Let’s cut to the chase: the iPhone is the most innovative communications and media device of the 21st century’s first decade. The other devices and manufacturers don’t even come close. Before the iPhone, you could think the competing devices had evolutionary interfaces, a step up from the previous interface. Now, you can’t help but think them mediocre in comparison to the iPhone. The user interface is the iPhone’s forte, followed by the convergence of widescreen media player, full featured web browser, PIM, and cell phone into one device. Is my opinion clear enough?
All that being said, the iPhone is not ideal, nor flawless. The PIM features are, in my opinion, incomplete. I am referring to the fact that you can’t enter new data into the Notes, Contacts or Calendar apps, except by syncing the device to a Mac running Stickies, iCal and Apple Address Book. I hope Apple starts to see the potential market this has with more PIM features. Maybe they were pressed for release, and cut the features out for now to add them later. We’ll have to wait and see on that.

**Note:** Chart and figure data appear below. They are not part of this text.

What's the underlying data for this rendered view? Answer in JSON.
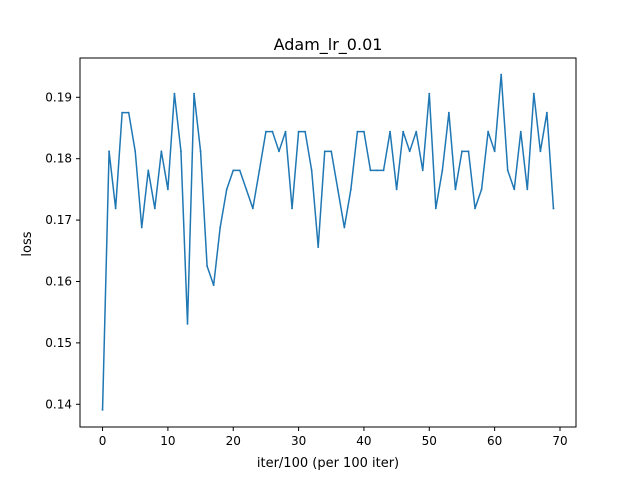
{
  "chart_data": {
    "type": "line",
    "title": "Adam_lr_0.01",
    "xlabel": "iter/100 (per 100 iter)",
    "ylabel": "loss",
    "xlim": [
      -3.45,
      72.45
    ],
    "ylim": [
      0.1363,
      0.1964
    ],
    "xticks": [
      0,
      10,
      20,
      30,
      40,
      50,
      60,
      70
    ],
    "xtick_labels": [
      "0",
      "10",
      "20",
      "30",
      "40",
      "50",
      "60",
      "70"
    ],
    "yticks": [
      0.14,
      0.15,
      0.16,
      0.17,
      0.18,
      0.19
    ],
    "ytick_labels": [
      "0.14",
      "0.15",
      "0.16",
      "0.17",
      "0.18",
      "0.19"
    ],
    "grid": false,
    "legend": "none",
    "series": [
      {
        "color": "#1f77b4",
        "x": [
          0,
          1,
          2,
          3,
          4,
          5,
          6,
          7,
          8,
          9,
          10,
          11,
          12,
          13,
          14,
          15,
          16,
          17,
          18,
          19,
          20,
          21,
          22,
          23,
          24,
          25,
          26,
          27,
          28,
          29,
          30,
          31,
          32,
          33,
          34,
          35,
          36,
          37,
          38,
          39,
          40,
          41,
          42,
          43,
          44,
          45,
          46,
          47,
          48,
          49,
          50,
          51,
          52,
          53,
          54,
          55,
          56,
          57,
          58,
          59,
          60,
          61,
          62,
          63,
          64,
          65,
          66,
          67,
          68,
          69
        ],
        "y": [
          0.1391,
          0.1812,
          0.1719,
          0.1875,
          0.1875,
          0.1812,
          0.1688,
          0.1781,
          0.1719,
          0.1812,
          0.175,
          0.1906,
          0.1812,
          0.1531,
          0.1906,
          0.1812,
          0.1625,
          0.1594,
          0.1688,
          0.175,
          0.1781,
          0.1781,
          0.175,
          0.1719,
          0.1781,
          0.1844,
          0.1844,
          0.1812,
          0.1844,
          0.1719,
          0.1844,
          0.1844,
          0.1781,
          0.1656,
          0.1812,
          0.1812,
          0.175,
          0.1688,
          0.175,
          0.1844,
          0.1844,
          0.1781,
          0.1781,
          0.1781,
          0.1844,
          0.175,
          0.1844,
          0.1812,
          0.1844,
          0.1781,
          0.1906,
          0.1719,
          0.1781,
          0.1875,
          0.175,
          0.1812,
          0.1812,
          0.1719,
          0.175,
          0.1844,
          0.1812,
          0.1937,
          0.1781,
          0.175,
          0.1844,
          0.175,
          0.1906,
          0.1812,
          0.1875,
          0.1719
        ]
      }
    ]
  }
}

Apple could also open the device for third party development. According to Apple, it’s just Mac OS X Tiger inside. Perhaps someone will figure out how to hack Safari to download Mac OS X apps on to it. Or at least let us install Dashboard widgets on the thing.

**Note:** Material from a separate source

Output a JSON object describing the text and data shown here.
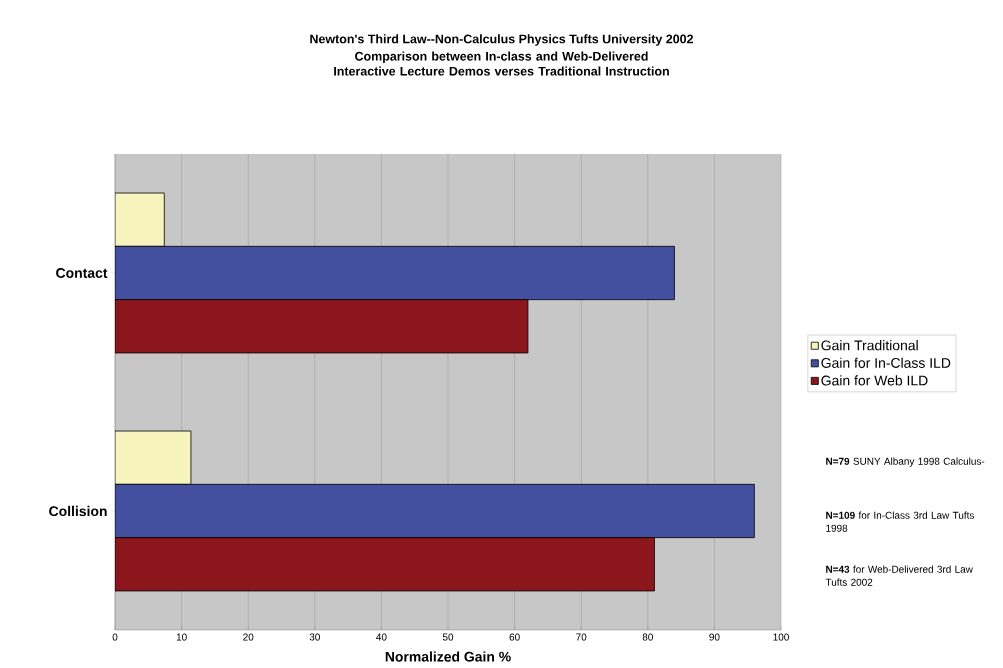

But this being an Apple product whose name begins with I and P, it is a great media player. Strong Bad Emails, Ask A Ninja, and Tiki Bar TV rule! They’re my favorite videoblogs. Evil Genius Chronicles, Coverville, Raven n Blues, and Bandana Blues, are among my favorite podcasts. Since the iPhone is essentially a phone with 8GB video iPod features, we’ll be able to access all our new media on it, with a better interface than anyone has ever produced. I predict Apple will bring the iPhone UI (without the phone features) to the rest of the iPod family within the year. They’ll be stupid not to. MultiTouch rocks!
Of course, the iPhone’s price has to come down for it to be really mainstream. I predict (you heard it here first, folks, LOL) that next year, the 8GB model will be the low end, and a higher capacity (16GB?) model will be the $600 high end.
In order for the iPhone to be really successful and mainstream, it should also be sold unlocked, free of carrier lock-in. Not everyone wants to be Cingular subscriber. The whole carrier lock-in thing is bone headed anyway. It surely has been demonstrated in Europe that expensive carrier-exclusive phones are not necessary to retain customers. And the practice isn’t that effective for that purpose either anyway. Carrier chickenshits, if you ain’t got good service, an expensive locked-in phone won’t help you keep any subscribers you’ve pissed off. They’ll just sell it on eBay and move on.
In conclusion, the iPhone is a great innovative cellphone/media player with some PIM functionality. The crux of its innovation rests on the MultiTouch touchscreen interface and wide screen media playback. It has a few flaws, namely the lack of smartphone PIM features and a closed development model. To really hit it big, it has to come down in price a bit, and be available at more than one carrier in the US. In any case, Apple has essentially raised the bar way up in the user interface front, making the competition look ancient in comparison.